The camera is also prone to bad habits. During your own movements, it will sometimes switch from your aerial view to a close up shot of a movement or attack, which is a harmless and sometimes neat bonus. But during AI turns it likes to zoom about and sometimes gets stuck showing you very little of what’s actually going on. There are just a few gremlins here and there. Perhaps these will be patchable, but it’s still disappointing to see after several entries in a series. The absence of any alternative game modes is more glaring still, and I’m surprised to see a somewhat modular game release with no custom battles, or at least a handful of skirmish maps.

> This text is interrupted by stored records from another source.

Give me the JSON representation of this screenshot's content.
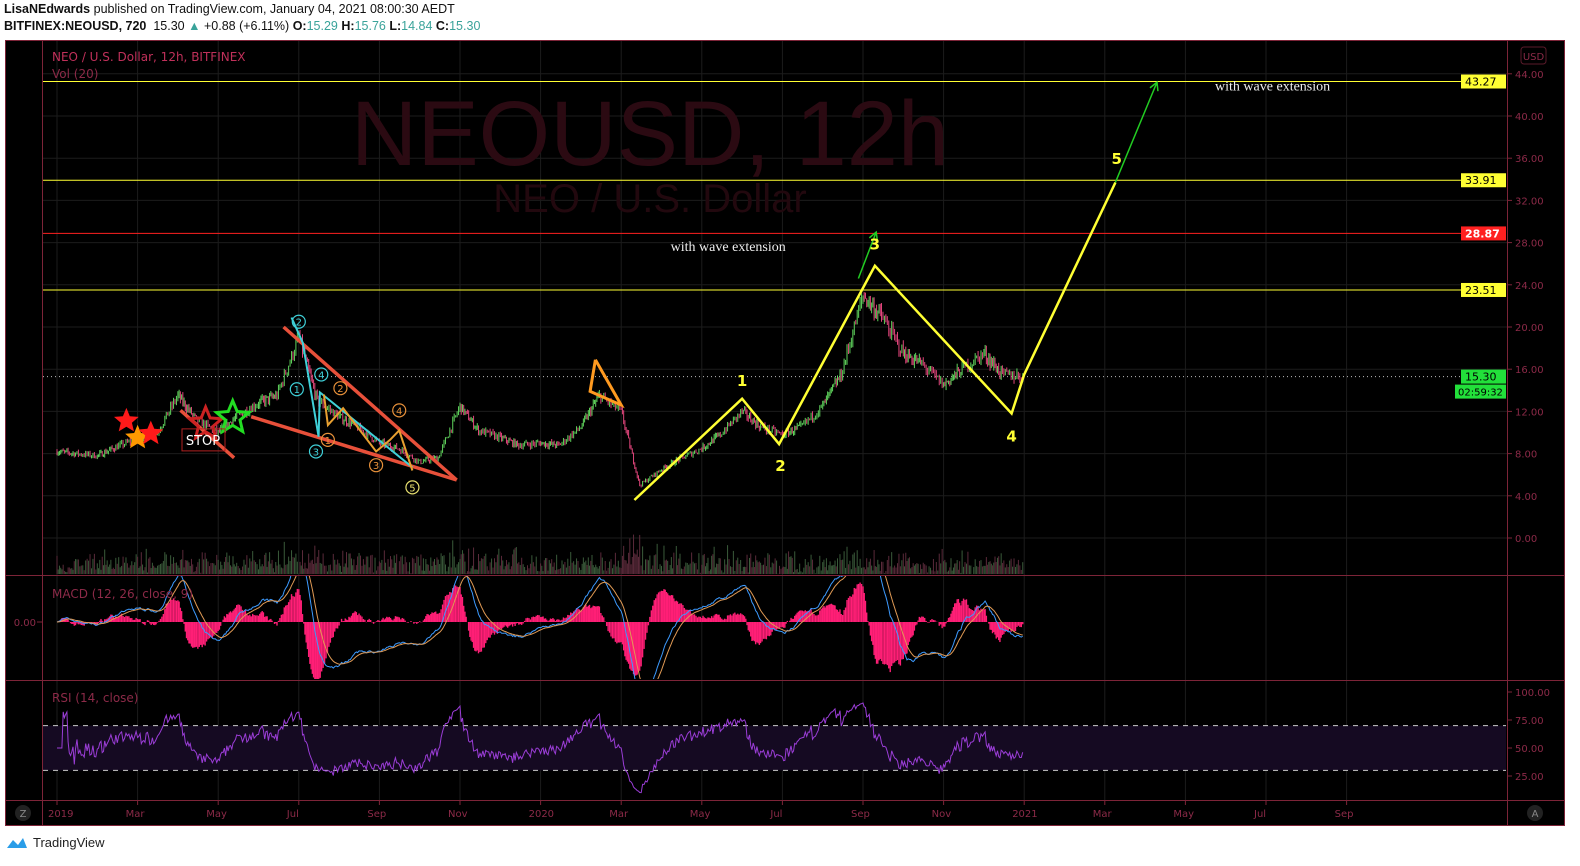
{
  "header": {
    "author": "LisaNEdwards",
    "published": "published on TradingView.com, January 04, 2021 08:00:30 AEDT",
    "symbol": "BITFINEX:NEOUSD, 720",
    "last": "15.30",
    "change": "+0.88 (+6.11%)",
    "o_label": "O:",
    "o": "15.29",
    "h_label": "H:",
    "h": "15.76",
    "l_label": "L:",
    "l": "14.84",
    "c_label": "C:",
    "c": "15.30"
  },
  "pane": {
    "title": "NEO / U.S. Dollar, 12h, BITFINEX",
    "volume_label": "Vol (20)",
    "macd_label": "MACD (12, 26, close, 9)",
    "rsi_label": "RSI (14, close)",
    "watermark": "NEOUSD, 12h",
    "watermark_sub": "NEO / U.S. Dollar",
    "currency": "USD",
    "macd_zero": "0.00",
    "countdown": "02:59:32",
    "zoom_button": "Z",
    "auto_button": "A"
  },
  "footer": {
    "brand": "TradingView"
  },
  "colors": {
    "up": "#5fd35c",
    "down": "#e0457b",
    "border": "#7d2438",
    "axis_text": "#8c2a48",
    "macd_hist": "#ff1f76",
    "macd_line": "#3d9bff",
    "signal_line": "#e09a55",
    "rsi": "#9a3dd6",
    "yellow": "#ffff33",
    "green": "#22cc22"
  },
  "chart_data": {
    "type": "candlestick",
    "interval": "12h",
    "price_axis": {
      "ticks": [
        "0.00",
        "4.00",
        "8.00",
        "12.00",
        "16.00",
        "20.00",
        "24.00",
        "28.00",
        "32.00",
        "36.00",
        "40.00",
        "44.00"
      ],
      "range": [
        -3,
        47
      ]
    },
    "time_axis": {
      "ticks": [
        "2019",
        "Mar",
        "May",
        "Jul",
        "Sep",
        "Nov",
        "2020",
        "Mar",
        "May",
        "Jul",
        "Sep",
        "Nov",
        "2021",
        "Mar",
        "May",
        "Jul",
        "Sep"
      ],
      "tick_dates": [
        "2019-01-01",
        "2019-03-01",
        "2019-05-01",
        "2019-07-01",
        "2019-09-01",
        "2019-11-01",
        "2020-01-01",
        "2020-03-01",
        "2020-05-01",
        "2020-07-01",
        "2020-09-01",
        "2020-11-01",
        "2021-01-01",
        "2021-03-01",
        "2021-05-01",
        "2021-07-01",
        "2021-09-01"
      ]
    },
    "close_series": [
      [
        "2019-01-01",
        8.2
      ],
      [
        "2019-01-15",
        8.0
      ],
      [
        "2019-02-01",
        7.8
      ],
      [
        "2019-02-15",
        8.6
      ],
      [
        "2019-03-01",
        9.4
      ],
      [
        "2019-03-15",
        9.8
      ],
      [
        "2019-04-01",
        13.5
      ],
      [
        "2019-04-15",
        11.2
      ],
      [
        "2019-05-01",
        10.0
      ],
      [
        "2019-05-15",
        11.5
      ],
      [
        "2019-06-01",
        12.8
      ],
      [
        "2019-06-15",
        13.5
      ],
      [
        "2019-07-01",
        19.0
      ],
      [
        "2019-07-15",
        13.0
      ],
      [
        "2019-08-01",
        11.5
      ],
      [
        "2019-08-15",
        10.5
      ],
      [
        "2019-09-01",
        9.0
      ],
      [
        "2019-09-15",
        8.5
      ],
      [
        "2019-10-01",
        7.2
      ],
      [
        "2019-10-15",
        7.6
      ],
      [
        "2019-11-01",
        12.5
      ],
      [
        "2019-11-15",
        10.2
      ],
      [
        "2019-12-01",
        9.5
      ],
      [
        "2019-12-15",
        8.8
      ],
      [
        "2020-01-01",
        9.0
      ],
      [
        "2020-01-15",
        8.8
      ],
      [
        "2020-02-01",
        10.5
      ],
      [
        "2020-02-15",
        13.5
      ],
      [
        "2020-03-01",
        12.0
      ],
      [
        "2020-03-15",
        5.0
      ],
      [
        "2020-04-01",
        6.5
      ],
      [
        "2020-04-15",
        7.5
      ],
      [
        "2020-05-01",
        8.5
      ],
      [
        "2020-05-15",
        9.8
      ],
      [
        "2020-06-01",
        12.0
      ],
      [
        "2020-06-15",
        10.5
      ],
      [
        "2020-07-01",
        9.8
      ],
      [
        "2020-07-15",
        10.5
      ],
      [
        "2020-08-01",
        12.5
      ],
      [
        "2020-08-15",
        15.5
      ],
      [
        "2020-09-01",
        23.0
      ],
      [
        "2020-09-15",
        21.0
      ],
      [
        "2020-10-01",
        17.5
      ],
      [
        "2020-10-15",
        16.5
      ],
      [
        "2020-11-01",
        14.5
      ],
      [
        "2020-11-15",
        16.0
      ],
      [
        "2020-12-01",
        17.5
      ],
      [
        "2020-12-15",
        15.5
      ],
      [
        "2021-01-01",
        15.3
      ]
    ],
    "last_price": {
      "value": 15.3,
      "label": "15.30"
    },
    "horizontal_levels": [
      {
        "value": 43.27,
        "label": "43.27",
        "color": "#ffff33"
      },
      {
        "value": 33.91,
        "label": "33.91",
        "color": "#ffff33"
      },
      {
        "value": 28.87,
        "label": "28.87",
        "color": "#ff2020"
      },
      {
        "value": 23.51,
        "label": "23.51",
        "color": "#ffff33"
      }
    ],
    "wave_path": [
      [
        "2020-03-11",
        3.6
      ],
      [
        "2020-06-01",
        13.2
      ],
      [
        "2020-06-29",
        8.9
      ],
      [
        "2020-09-10",
        25.8
      ],
      [
        "2020-12-22",
        11.8
      ],
      [
        "2021-01-01",
        15.5
      ],
      [
        "2021-03-09",
        33.7
      ]
    ],
    "wave_labels": [
      {
        "text": "1",
        "date": "2020-06-01",
        "price": 15.0
      },
      {
        "text": "2",
        "date": "2020-06-30",
        "price": 6.9
      },
      {
        "text": "3",
        "date": "2020-09-10",
        "price": 27.9
      },
      {
        "text": "4",
        "date": "2020-12-22",
        "price": 9.7
      },
      {
        "text": "5",
        "date": "2021-03-10",
        "price": 36.0
      }
    ],
    "extension_arrows": [
      {
        "from": [
          "2021-03-09",
          33.7
        ],
        "to": [
          "2021-04-10",
          43.2
        ]
      },
      {
        "from": [
          "2020-08-28",
          24.6
        ],
        "to": [
          "2020-09-11",
          29.0
        ]
      }
    ],
    "text_notes": [
      {
        "text": "with wave extension",
        "date": "2020-05-21",
        "price": 27.7
      },
      {
        "text": "with wave extension",
        "date": "2021-07-06",
        "price": 42.9
      }
    ],
    "wedge_lines": [
      {
        "from": [
          "2019-06-20",
          20.0
        ],
        "to": [
          "2019-10-29",
          5.5
        ]
      },
      {
        "from": [
          "2019-05-26",
          11.5
        ],
        "to": [
          "2019-10-29",
          5.5
        ]
      },
      {
        "from": [
          "2019-04-03",
          12.1
        ],
        "to": [
          "2019-05-13",
          7.6
        ]
      }
    ],
    "cyan_count": [
      [
        "2019-06-26",
        20.9
      ],
      [
        "2019-07-04",
        18.5
      ],
      [
        "2019-07-16",
        9.6
      ],
      [
        "2019-07-17",
        13.8
      ],
      [
        "2019-09-26",
        6.7
      ]
    ],
    "orange_count": [
      [
        "2019-07-20",
        13.6
      ],
      [
        "2019-07-23",
        10.7
      ],
      [
        "2019-08-04",
        12.3
      ],
      [
        "2019-08-29",
        8.2
      ],
      [
        "2019-09-09",
        9.3
      ],
      [
        "2019-09-16",
        10.2
      ],
      [
        "2019-09-26",
        6.4
      ]
    ],
    "circled_labels": [
      {
        "text": "2",
        "date": "2019-07-01",
        "price": 20.5,
        "color": "#3fd0d8"
      },
      {
        "text": "1",
        "date": "2019-06-30",
        "price": 14.1,
        "color": "#3fd0d8"
      },
      {
        "text": "4",
        "date": "2019-07-18",
        "price": 15.5,
        "color": "#3fd0d8"
      },
      {
        "text": "3",
        "date": "2019-07-14",
        "price": 8.2,
        "color": "#3fd0d8"
      },
      {
        "text": "1",
        "date": "2019-07-23",
        "price": 9.3,
        "color": "#e8913a"
      },
      {
        "text": "2",
        "date": "2019-08-02",
        "price": 14.2,
        "color": "#e8913a"
      },
      {
        "text": "3",
        "date": "2019-08-29",
        "price": 6.9,
        "color": "#e8913a"
      },
      {
        "text": "4",
        "date": "2019-09-16",
        "price": 12.1,
        "color": "#e8913a"
      },
      {
        "text": "5",
        "date": "2019-09-26",
        "price": 4.8,
        "color": "#e8e070"
      }
    ],
    "stars": [
      {
        "date": "2019-02-23",
        "price": 11.1,
        "color": "#ff1a1a",
        "filled": true
      },
      {
        "date": "2019-03-01",
        "price": 9.5,
        "color": "#ff9900",
        "filled": true
      },
      {
        "date": "2019-03-11",
        "price": 9.9,
        "color": "#ff1a1a",
        "filled": true
      },
      {
        "date": "2019-04-22",
        "price": 10.8,
        "color": "#cc2222",
        "filled": false
      },
      {
        "date": "2019-05-12",
        "price": 11.4,
        "color": "#22dd22",
        "filled": false
      }
    ],
    "stop_label": {
      "text": "STOP",
      "date": "2019-04-20",
      "price": 9.3
    },
    "orange_triangle": [
      [
        "2020-02-12",
        16.9
      ],
      [
        "2020-03-01",
        12.6
      ],
      [
        "2020-02-08",
        13.9
      ],
      [
        "2020-02-12",
        16.9
      ]
    ],
    "indicators": {
      "volume": {
        "name": "Vol (20)"
      },
      "macd": {
        "name": "MACD (12, 26, close, 9)",
        "zero_label": "0.00"
      },
      "rsi": {
        "name": "RSI (14, close)",
        "ticks": [
          "25.00",
          "50.00",
          "75.00",
          "100.00"
        ],
        "bands": [
          30,
          70
        ]
      }
    }
  }
}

Ultimately though, I found myself wanting to write about this one very quickly. It’s not too simplistic, it’s not too demanding or overwhelming. It’s not super fancy nor is it car boot sale level low fi. It goes right down the middle in a way that’s exactly what you need to while away an hour or two per mission. It feels a bit odd to spell it out, but once in a while I can recommend a game without extorting its magnificence, or a reason it’s particularly fascinating. I just like Fight For Freedom, and if Starni can up their game a little more, this is a series that could become special.